No entanto, nem sempre o vestuário pode ser considerado supérfluo. Aquilo que vestimos, além de definir nosso visual, é importante também para a imagem e mensagem que desejamos passar, e contribuiu ainda na autoestima e autoconfiança. 

Sendo assim, recorrer a alguns truques para aproveitar o que já se tem no armário e manter os looks estilosos gastando o pouco é uma estratégia e tanto em momentos de economia. Para isso, conversamos com a consultora de moda Camila Cavalcante que listou 5 dicas infalíveis para se vestir bem sem causar prejuízos ao orçamento. Confira!

Estar na moda e gastar pouco é possível!

1. Olhe para o seu guarda-roupa!

Observe com atenção seus cabides e gavetas para entender tudo aquilo que você já tem, perceber quais são as peças-chaves e descobrir formas versáteis de usá-las. “Organize suas roupas e separe-as em três grupos: as  que você irá manter, as que precisam de conserto e outras para doação”, indica Camila. 

2. Liste o que precisa realmente ser comprado

Após conhecer de verdade seu guarda-roupa e fazer a separação das roupas, ficará mais fácil entender quais tipos de peças faltam ali. Nesse momento, priorize anotar apenas o que você realmente sente que precisa e mantenha a lista na bolsa, principalmente nas idas ao shopping, pois ela te ajudará a manter o foco na hora das compras. 

Segunda a consultora, esse hábito, embora simples, ajudará a controlar os gastos e o impulso na hora de comprar. “Não resolva sair de última hora. Às vezes você não encontrará na modelagem que procura ou no preço ideal. Mantenha sempre anotado”, complementa. 

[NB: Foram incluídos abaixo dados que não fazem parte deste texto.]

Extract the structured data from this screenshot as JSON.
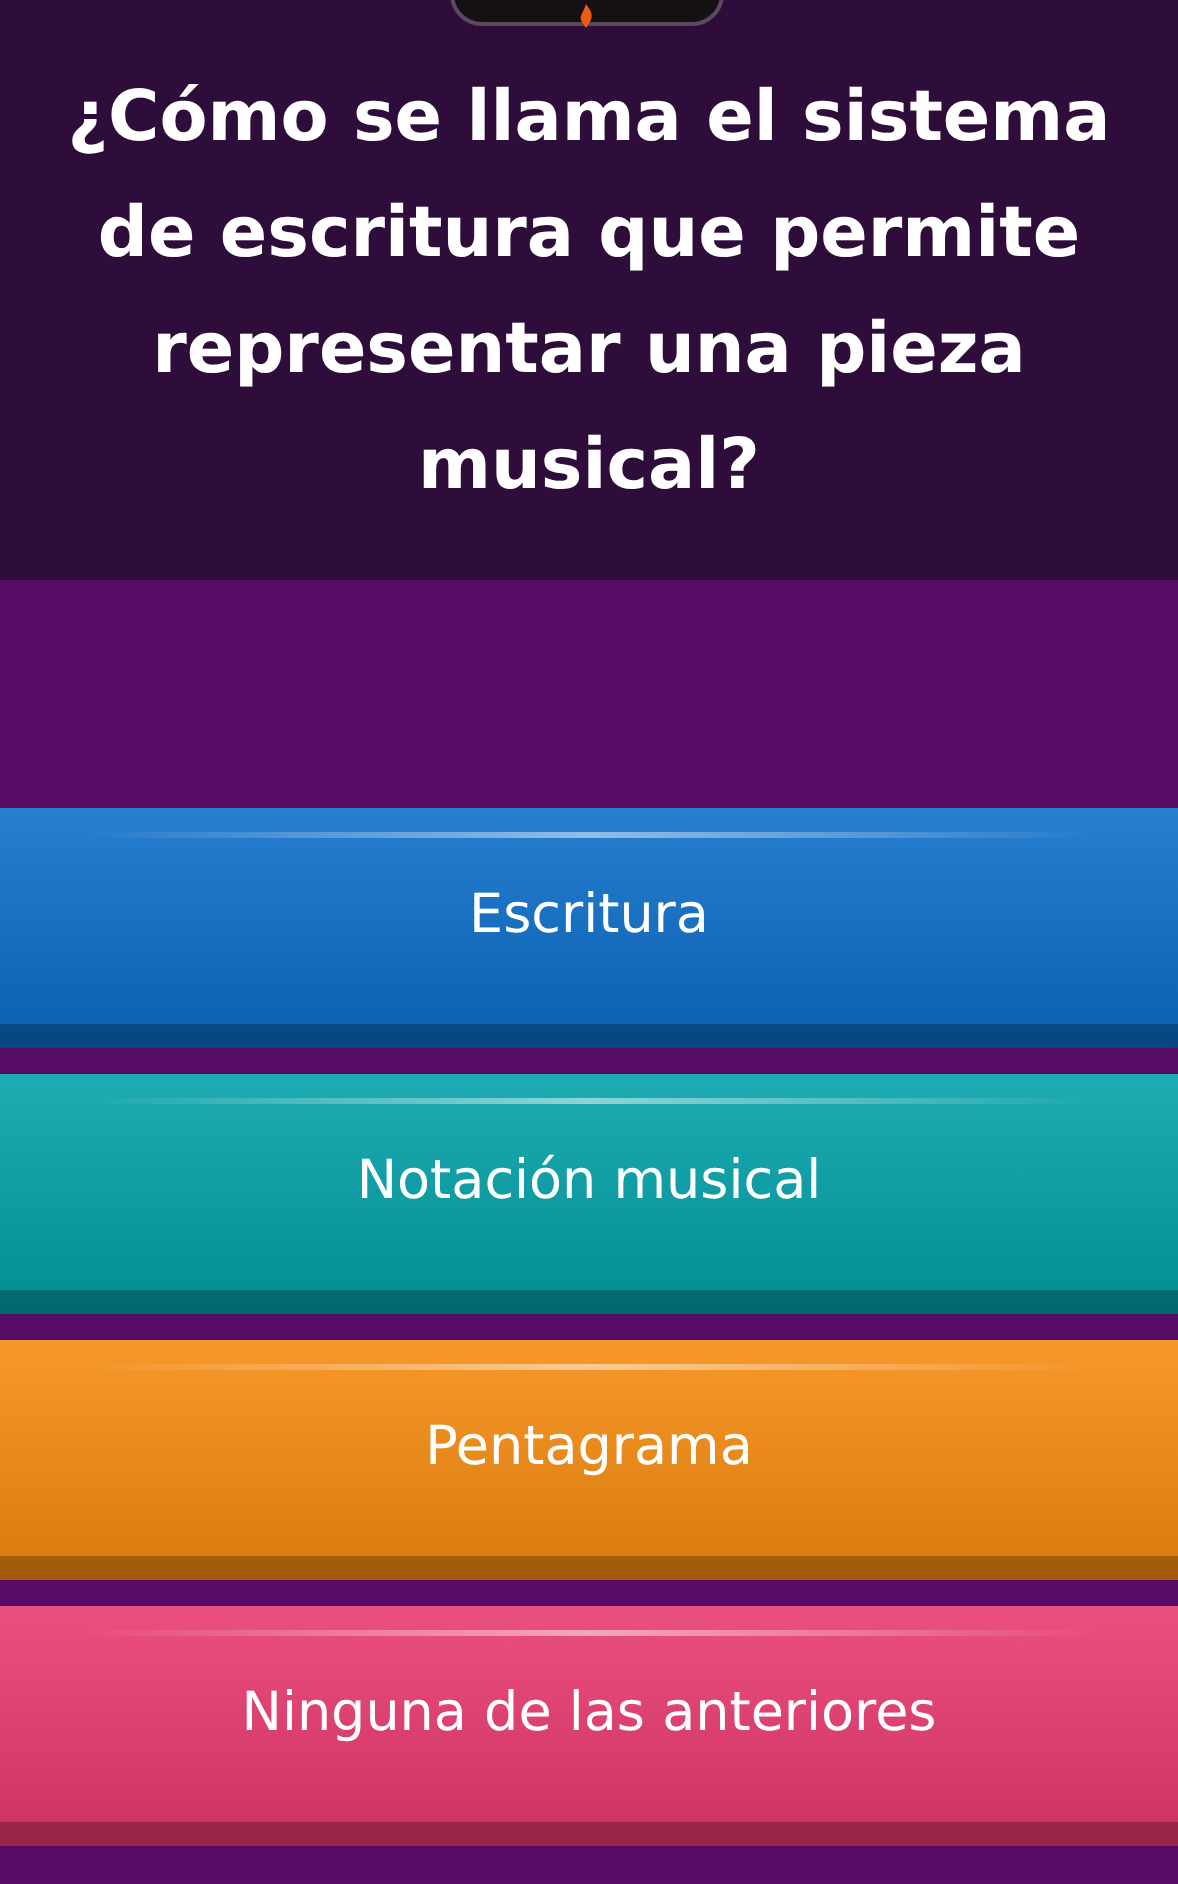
{
  "question": "¿Cómo se llama el sistema de escritura que permite representar una pieza musical?",
  "answers": [
    {
      "label": "Escritura",
      "color": "#0a6cc8"
    },
    {
      "label": "Notación musical",
      "color": "#00a0a8"
    },
    {
      "label": "Pentagrama",
      "color": "#f68a0e"
    },
    {
      "label": "Ninguna de las anteriores",
      "color": "#e8386e"
    }
  ]
}
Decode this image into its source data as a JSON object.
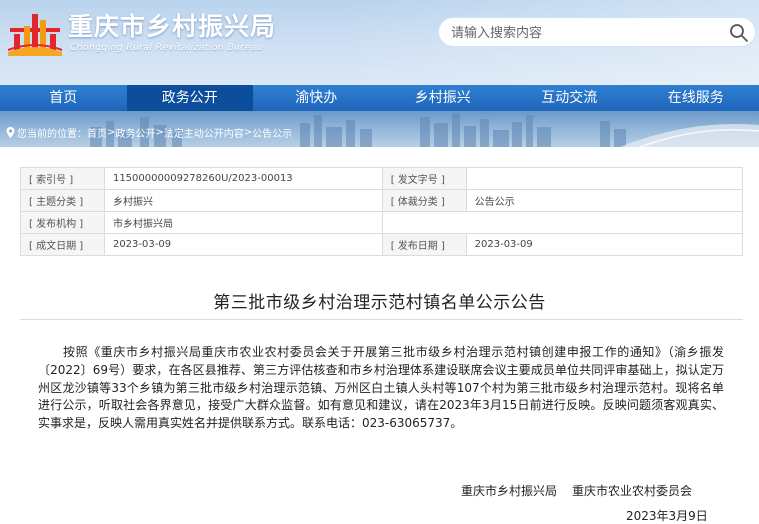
{
  "header": {
    "title": "重庆市乡村振兴局",
    "subtitle": "Chongqing Rural Revitalization Bureau",
    "logo_icon": "government-building-logo-icon",
    "search": {
      "placeholder": "请输入搜索内容",
      "value": "",
      "icon": "search-icon"
    }
  },
  "nav": {
    "items": [
      {
        "label": "首页"
      },
      {
        "label": "政务公开",
        "active": true
      },
      {
        "label": "渝快办"
      },
      {
        "label": "乡村振兴"
      },
      {
        "label": "互动交流"
      },
      {
        "label": "在线服务"
      }
    ]
  },
  "breadcrumb": {
    "prefix": "您当前的位置：",
    "items": [
      "首页",
      "政务公开",
      "法定主动公开内容",
      "公告公示"
    ],
    "separator": ">"
  },
  "meta": {
    "rows": [
      {
        "label1": "[ 索引号 ]",
        "value1": "11500000009278260U/2023-00013",
        "label2": "[ 发文字号 ]",
        "value2": ""
      },
      {
        "label1": "[ 主题分类 ]",
        "value1": "乡村振兴",
        "label2": "[ 体裁分类 ]",
        "value2": "公告公示"
      },
      {
        "label1": "[ 发布机构 ]",
        "value1": "市乡村振兴局",
        "label2": "",
        "value2": ""
      },
      {
        "label1": "[ 成文日期 ]",
        "value1": "2023-03-09",
        "label2": "[ 发布日期 ]",
        "value2": "2023-03-09"
      }
    ]
  },
  "article": {
    "title": "第三批市级乡村治理示范村镇名单公示公告",
    "body": "按照《重庆市乡村振兴局重庆市农业农村委员会关于开展第三批市级乡村治理示范村镇创建申报工作的通知》（渝乡振发〔2022〕69号）要求，在各区县推荐、第三方评估核查和市乡村治理体系建设联席会议主要成员单位共同评审基础上，拟认定万州区龙沙镇等33个乡镇为第三批市级乡村治理示范镇、万州区白土镇人头村等107个村为第三批市级乡村治理示范村。现将名单进行公示，听取社会各界意见，接受广大群众监督。如有意见和建议，请在2023年3月15日前进行反映。反映问题须客观真实、实事求是，反映人需用真实姓名并提供联系方式。联系电话：023-63065737。",
    "signers": [
      "重庆市乡村振兴局",
      "重庆市农业农村委员会"
    ],
    "date": "2023年3月9日"
  },
  "colors": {
    "nav_bg": "#1f66bb",
    "nav_active": "#0d4e9c",
    "header_bg": "#c4daf0"
  }
}
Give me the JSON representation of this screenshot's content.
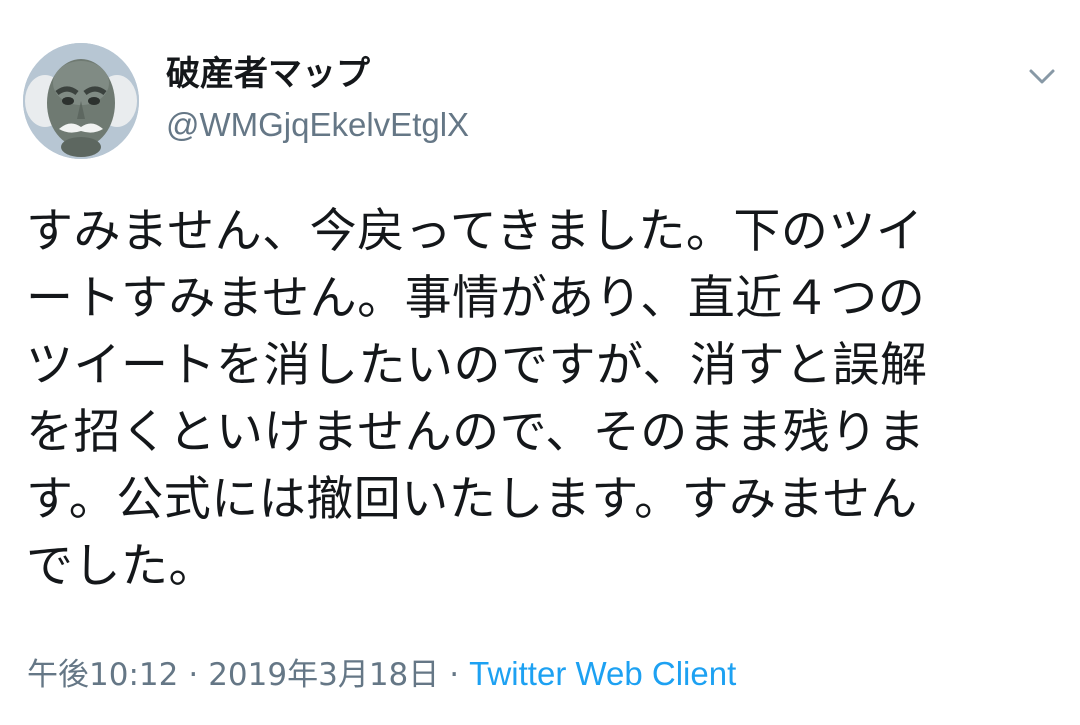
{
  "author": {
    "display_name": "破産者マップ",
    "handle": "@WMGjqEkelvEtglX",
    "avatar_icon": "avatar-bald-man-illustration"
  },
  "menu": {
    "caret_icon": "chevron-down-icon"
  },
  "tweet": {
    "text": "すみません、今戻ってきました。下のツイ\nートすみません。事情があり、直近４つの\nツイートを消したいのですが、消すと誤解\nを招くといけませんので、そのまま残りま\nす。公式には撤回いたします。すみません\nでした。"
  },
  "meta": {
    "time": "午後10:12",
    "separator_1": "·",
    "date": "2019年3月18日",
    "separator_2": "·",
    "source": "Twitter Web Client"
  },
  "colors": {
    "text": "#14171a",
    "secondary": "#657786",
    "link": "#1da1f2",
    "background": "#ffffff"
  }
}
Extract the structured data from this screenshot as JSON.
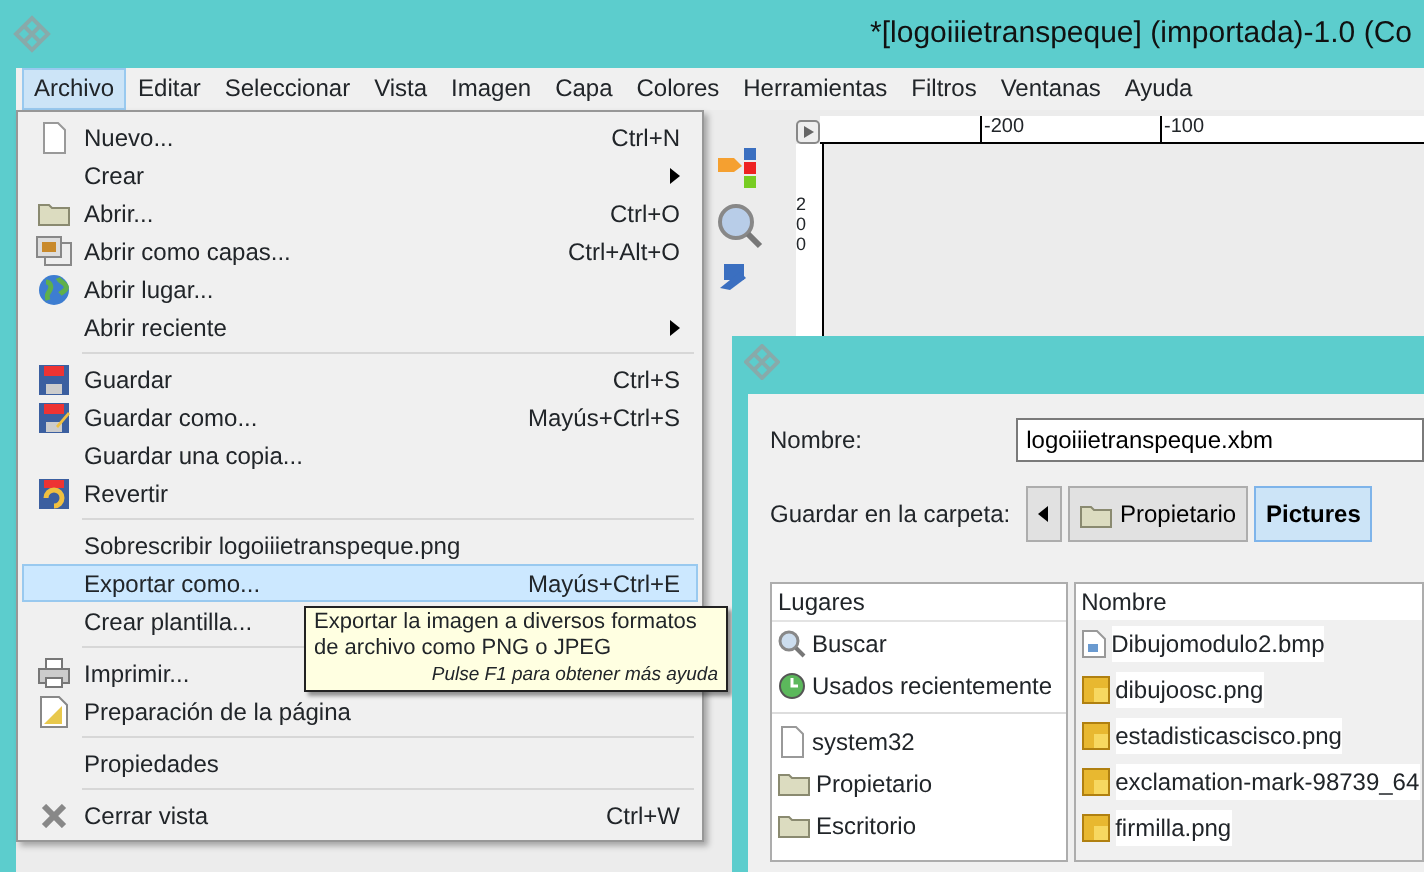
{
  "window": {
    "title": "*[logoiiietranspeque] (importada)-1.0 (Co"
  },
  "menubar": [
    {
      "label": "Archivo",
      "selected": true
    },
    {
      "label": "Editar",
      "selected": false
    },
    {
      "label": "Seleccionar",
      "selected": false
    },
    {
      "label": "Vista",
      "selected": false
    },
    {
      "label": "Imagen",
      "selected": false
    },
    {
      "label": "Capa",
      "selected": false
    },
    {
      "label": "Colores",
      "selected": false
    },
    {
      "label": "Herramientas",
      "selected": false
    },
    {
      "label": "Filtros",
      "selected": false
    },
    {
      "label": "Ventanas",
      "selected": false
    },
    {
      "label": "Ayuda",
      "selected": false
    }
  ],
  "rulers": {
    "horizontal": [
      "-200",
      "-100"
    ],
    "vertical": "200"
  },
  "file_menu": [
    {
      "kind": "item",
      "label": "Nuevo...",
      "shortcut": "Ctrl+N",
      "submenu": false,
      "selected": false
    },
    {
      "kind": "item",
      "label": "Crear",
      "submenu": true,
      "selected": false
    },
    {
      "kind": "item",
      "label": "Abrir...",
      "shortcut": "Ctrl+O",
      "submenu": false,
      "selected": false
    },
    {
      "kind": "item",
      "label": "Abrir como capas...",
      "shortcut": "Ctrl+Alt+O",
      "submenu": false,
      "selected": false
    },
    {
      "kind": "item",
      "label": "Abrir lugar...",
      "submenu": false,
      "selected": false
    },
    {
      "kind": "item",
      "label": "Abrir reciente",
      "submenu": true,
      "selected": false
    },
    {
      "kind": "separator"
    },
    {
      "kind": "item",
      "label": "Guardar",
      "shortcut": "Ctrl+S",
      "submenu": false,
      "selected": false
    },
    {
      "kind": "item",
      "label": "Guardar como...",
      "shortcut": "Mayús+Ctrl+S",
      "submenu": false,
      "selected": false
    },
    {
      "kind": "item",
      "label": "Guardar una copia...",
      "submenu": false,
      "selected": false
    },
    {
      "kind": "item",
      "label": "Revertir",
      "submenu": false,
      "selected": false
    },
    {
      "kind": "separator"
    },
    {
      "kind": "item",
      "label": "Sobrescribir logoiiietranspeque.png",
      "submenu": false,
      "selected": false
    },
    {
      "kind": "item",
      "label": "Exportar como...",
      "shortcut": "Mayús+Ctrl+E",
      "submenu": false,
      "selected": true
    },
    {
      "kind": "item",
      "label": "Crear plantilla...",
      "submenu": false,
      "selected": false
    },
    {
      "kind": "separator"
    },
    {
      "kind": "item",
      "label": "Imprimir...",
      "submenu": false,
      "selected": false
    },
    {
      "kind": "item",
      "label": "Preparación de la página",
      "submenu": false,
      "selected": false
    },
    {
      "kind": "separator"
    },
    {
      "kind": "item",
      "label": "Propiedades",
      "submenu": false,
      "selected": false
    },
    {
      "kind": "separator"
    },
    {
      "kind": "item",
      "label": "Cerrar vista",
      "shortcut": "Ctrl+W",
      "submenu": false,
      "selected": false
    }
  ],
  "tooltip": {
    "text": "Exportar la imagen a diversos formatos de archivo como PNG o JPEG",
    "hint": "Pulse F1 para obtener más ayuda"
  },
  "dialog": {
    "name_label": "Nombre:",
    "name_value": "logoiiietranspeque.xbm",
    "folder_label": "Guardar en la carpeta:",
    "path": [
      {
        "label": "Propietario",
        "selected": false
      },
      {
        "label": "Pictures",
        "selected": true
      }
    ],
    "places_header": "Lugares",
    "places": [
      {
        "kind": "item",
        "label": "Buscar"
      },
      {
        "kind": "item",
        "label": "Usados recientemente"
      },
      {
        "kind": "separator"
      },
      {
        "kind": "item",
        "label": "system32"
      },
      {
        "kind": "item",
        "label": "Propietario"
      },
      {
        "kind": "item",
        "label": "Escritorio"
      }
    ],
    "files_header": "Nombre",
    "files": [
      "Dibujomodulo2.bmp",
      "dibujoosc.png",
      "estadisticascisco.png",
      "exclamation-mark-98739_64",
      "firmilla.png"
    ]
  }
}
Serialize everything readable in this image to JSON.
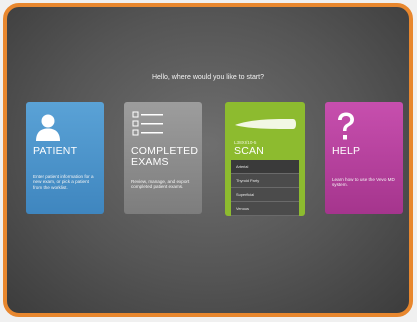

3. Comprar pela internet e nos sites certos

“A internet é outro mundo e dentro dele tem excelentes oportunidades. Comece a pesquisar com base em sua lista e busque nos e-commerces que unem diversas marcas, pois as peças que estão ali são mais baratas que as da loja física”, aconselha Camila que compartilha ainda outro grande truque: sites de fornecedores. “Como as taxas e os impostos são menores, eliminar os intermediários da compra reduz custos e gastar menos é algo que buscamos constantemente, não é?”, detalha sobre a compra direto da fábrica. 

4. O poder dos acessórios

Um look aparentemente básico e simples pode mudar por completo quando você adiciona os acessórios certos à composição. Segunda a consultora, itens como colares (inclusive o mix deles), bolsas estruturadas e sapatos coloridos podem ser seus aliados em um dia de “preguiça fashion” para transformar seu visual. Além disso, vale considerar que normalmente os acessórios são mais baratos do que as roupas, portanto, são uma ótima opção de investimento! 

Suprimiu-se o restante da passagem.